Bug #8805
closed[Crunch] os.walk doing recursive copy early in a Crunch script causes a silent exit 1
Description
- https://workbench.qr1hi.arvadosapi.com/pipeline_instances/qr1hi-d1hrv-hu682pkl5bjfpny#
- https://workbench.qr1hi.arvadosapi.com/pipeline_instances/qr1hi-d1hrv-0agoz5tizyfudr1#
They both go through a directory, using os.walk, copying everything to a temporary directory.
I used excessive logging to figure out that both jobs were failing at different points, despite having the same inputs, crunch_script version, docker image, and compute node.
This behavior was not observed when using subprocess.check_call(['cp', '-r'])
Files
Updated by Sarah Guthrie almost 9 years ago
- Description updated (diff)
- Priority changed from High to Normal
Updated by Brett Smith almost 9 years ago
- File 8805walk.py 8805walk.py added
- Subject changed from Exact same job fails inconsistently on qr1hi to [Crunch] os.walk doing recursive copy early in a Crunch script causes a silent exit 1
This is a very subtle bug that seems to involve some bad timing between os.walk and the underlying storage, possibly interacting with Docker's volume layer.
The job is just doing an os.walk to recursively copy the CRUNCH_SRC tree to TASK_WORK, using os.mkdir and shutil.copyfile as appropriate.

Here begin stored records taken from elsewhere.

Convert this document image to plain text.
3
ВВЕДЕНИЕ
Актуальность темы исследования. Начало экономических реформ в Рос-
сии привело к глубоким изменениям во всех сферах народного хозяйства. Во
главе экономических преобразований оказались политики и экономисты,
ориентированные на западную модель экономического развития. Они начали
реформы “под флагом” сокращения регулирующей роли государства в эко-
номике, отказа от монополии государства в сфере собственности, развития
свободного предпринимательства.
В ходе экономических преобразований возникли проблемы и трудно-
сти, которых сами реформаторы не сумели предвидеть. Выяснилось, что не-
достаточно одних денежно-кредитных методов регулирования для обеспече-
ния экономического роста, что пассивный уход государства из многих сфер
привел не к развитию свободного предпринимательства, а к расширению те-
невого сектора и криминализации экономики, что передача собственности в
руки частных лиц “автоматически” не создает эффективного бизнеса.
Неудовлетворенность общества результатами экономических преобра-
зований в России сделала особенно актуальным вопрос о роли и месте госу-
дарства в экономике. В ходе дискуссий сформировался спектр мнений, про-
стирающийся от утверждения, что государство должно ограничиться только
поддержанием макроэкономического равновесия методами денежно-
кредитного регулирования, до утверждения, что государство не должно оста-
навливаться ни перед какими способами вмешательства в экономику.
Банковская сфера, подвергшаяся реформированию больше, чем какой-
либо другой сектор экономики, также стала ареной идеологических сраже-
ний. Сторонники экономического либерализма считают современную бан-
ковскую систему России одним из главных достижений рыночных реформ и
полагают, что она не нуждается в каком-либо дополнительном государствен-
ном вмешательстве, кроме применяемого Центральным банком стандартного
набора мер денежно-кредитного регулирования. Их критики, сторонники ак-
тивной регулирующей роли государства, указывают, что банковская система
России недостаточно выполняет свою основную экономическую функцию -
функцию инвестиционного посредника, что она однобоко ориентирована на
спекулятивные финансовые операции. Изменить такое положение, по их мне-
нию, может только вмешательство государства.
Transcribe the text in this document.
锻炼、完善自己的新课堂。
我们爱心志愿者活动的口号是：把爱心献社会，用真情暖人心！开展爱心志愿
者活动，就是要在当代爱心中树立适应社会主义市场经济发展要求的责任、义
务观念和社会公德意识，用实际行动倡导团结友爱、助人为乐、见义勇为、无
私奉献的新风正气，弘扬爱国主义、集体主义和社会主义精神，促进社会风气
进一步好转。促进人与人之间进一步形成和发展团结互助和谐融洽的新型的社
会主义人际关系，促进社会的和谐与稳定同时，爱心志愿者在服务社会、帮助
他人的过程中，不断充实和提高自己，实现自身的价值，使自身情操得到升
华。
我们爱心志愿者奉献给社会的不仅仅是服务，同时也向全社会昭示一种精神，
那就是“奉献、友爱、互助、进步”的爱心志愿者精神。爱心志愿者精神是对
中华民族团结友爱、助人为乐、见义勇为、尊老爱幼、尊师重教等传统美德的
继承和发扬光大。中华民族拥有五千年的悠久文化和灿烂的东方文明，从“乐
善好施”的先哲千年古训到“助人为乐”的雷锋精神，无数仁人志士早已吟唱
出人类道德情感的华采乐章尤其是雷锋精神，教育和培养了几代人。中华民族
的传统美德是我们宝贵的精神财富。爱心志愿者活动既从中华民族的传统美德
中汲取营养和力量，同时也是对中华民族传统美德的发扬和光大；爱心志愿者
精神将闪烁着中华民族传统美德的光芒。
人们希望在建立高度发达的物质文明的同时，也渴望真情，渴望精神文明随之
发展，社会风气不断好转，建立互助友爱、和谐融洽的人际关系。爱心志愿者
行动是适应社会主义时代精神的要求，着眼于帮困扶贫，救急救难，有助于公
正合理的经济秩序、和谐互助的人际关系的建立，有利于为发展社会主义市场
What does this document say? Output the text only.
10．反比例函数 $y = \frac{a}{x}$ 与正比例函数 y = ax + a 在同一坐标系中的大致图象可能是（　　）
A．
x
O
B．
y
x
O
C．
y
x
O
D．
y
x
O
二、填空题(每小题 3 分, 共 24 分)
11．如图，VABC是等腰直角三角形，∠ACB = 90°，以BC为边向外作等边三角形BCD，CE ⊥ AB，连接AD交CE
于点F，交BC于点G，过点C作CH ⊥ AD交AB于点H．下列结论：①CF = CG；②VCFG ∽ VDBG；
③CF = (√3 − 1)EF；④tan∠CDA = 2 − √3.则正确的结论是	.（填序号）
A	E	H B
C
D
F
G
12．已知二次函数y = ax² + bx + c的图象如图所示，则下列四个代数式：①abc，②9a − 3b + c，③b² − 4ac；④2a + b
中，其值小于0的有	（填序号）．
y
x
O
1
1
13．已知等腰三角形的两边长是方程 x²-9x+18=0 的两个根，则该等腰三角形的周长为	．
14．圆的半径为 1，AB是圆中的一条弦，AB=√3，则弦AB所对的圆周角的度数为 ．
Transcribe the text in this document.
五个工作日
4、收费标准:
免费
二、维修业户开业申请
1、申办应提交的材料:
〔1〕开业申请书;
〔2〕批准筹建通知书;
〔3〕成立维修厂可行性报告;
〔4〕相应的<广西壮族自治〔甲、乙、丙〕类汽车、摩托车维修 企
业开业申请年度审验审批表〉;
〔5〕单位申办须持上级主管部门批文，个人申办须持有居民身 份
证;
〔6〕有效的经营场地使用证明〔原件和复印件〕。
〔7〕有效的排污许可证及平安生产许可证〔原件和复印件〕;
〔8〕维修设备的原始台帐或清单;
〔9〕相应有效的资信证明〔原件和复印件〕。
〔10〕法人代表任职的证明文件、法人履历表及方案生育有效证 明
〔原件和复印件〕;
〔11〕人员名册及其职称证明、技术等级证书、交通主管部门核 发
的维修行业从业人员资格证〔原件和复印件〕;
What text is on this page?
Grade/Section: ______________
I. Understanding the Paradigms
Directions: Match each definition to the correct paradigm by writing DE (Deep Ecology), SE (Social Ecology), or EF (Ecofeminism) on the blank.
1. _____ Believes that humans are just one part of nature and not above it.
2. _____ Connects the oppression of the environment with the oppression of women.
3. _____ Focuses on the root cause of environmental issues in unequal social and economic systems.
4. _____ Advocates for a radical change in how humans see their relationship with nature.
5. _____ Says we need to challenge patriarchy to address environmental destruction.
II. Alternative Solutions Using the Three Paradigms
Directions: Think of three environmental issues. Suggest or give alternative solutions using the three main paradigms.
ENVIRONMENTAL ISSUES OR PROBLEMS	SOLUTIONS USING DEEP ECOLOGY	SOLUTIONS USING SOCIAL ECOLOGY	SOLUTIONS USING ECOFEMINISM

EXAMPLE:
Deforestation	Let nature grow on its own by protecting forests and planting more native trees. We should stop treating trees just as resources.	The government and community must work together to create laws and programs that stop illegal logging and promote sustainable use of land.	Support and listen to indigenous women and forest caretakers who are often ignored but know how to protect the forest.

When it fails, the job silently exits 1, at a seemingly random time during the walk. There's no exception or other error message.
arv-mount shouldn't be involved, because neither the source nor destination files live under it.
I can reliably reproduce the problem when running the same script version the same way. Adding more logging print statements and exception handling (wrapping the whole walk in a try block) doesn't change anything.
If I run ls -lR
on the CRUNCH_SRC and TASK_WORK trees before starting the walk, it no longer exits. See the brett-walk-debug branch in the original job repository.
If I try to reproduce the problem with a standalone script in my own repository (brett
on qr1hi), I can't do it. This is true whether I use a copy implementation exactly like Sally's, or one that eschews shutil for Python builtins (I tried this in the hopes of getting lower-level error reporting). For posterity, I've attached that script. I'm guessing I can't reproduce because my CRUNCH_SRC is so much smaller and simpler than the one Sally's script is running with.
Updated by Brett Smith almost 9 years ago
I managed to watch the system logs on a compute node as a job ran and failed, but they didn't reveal anything interesting either.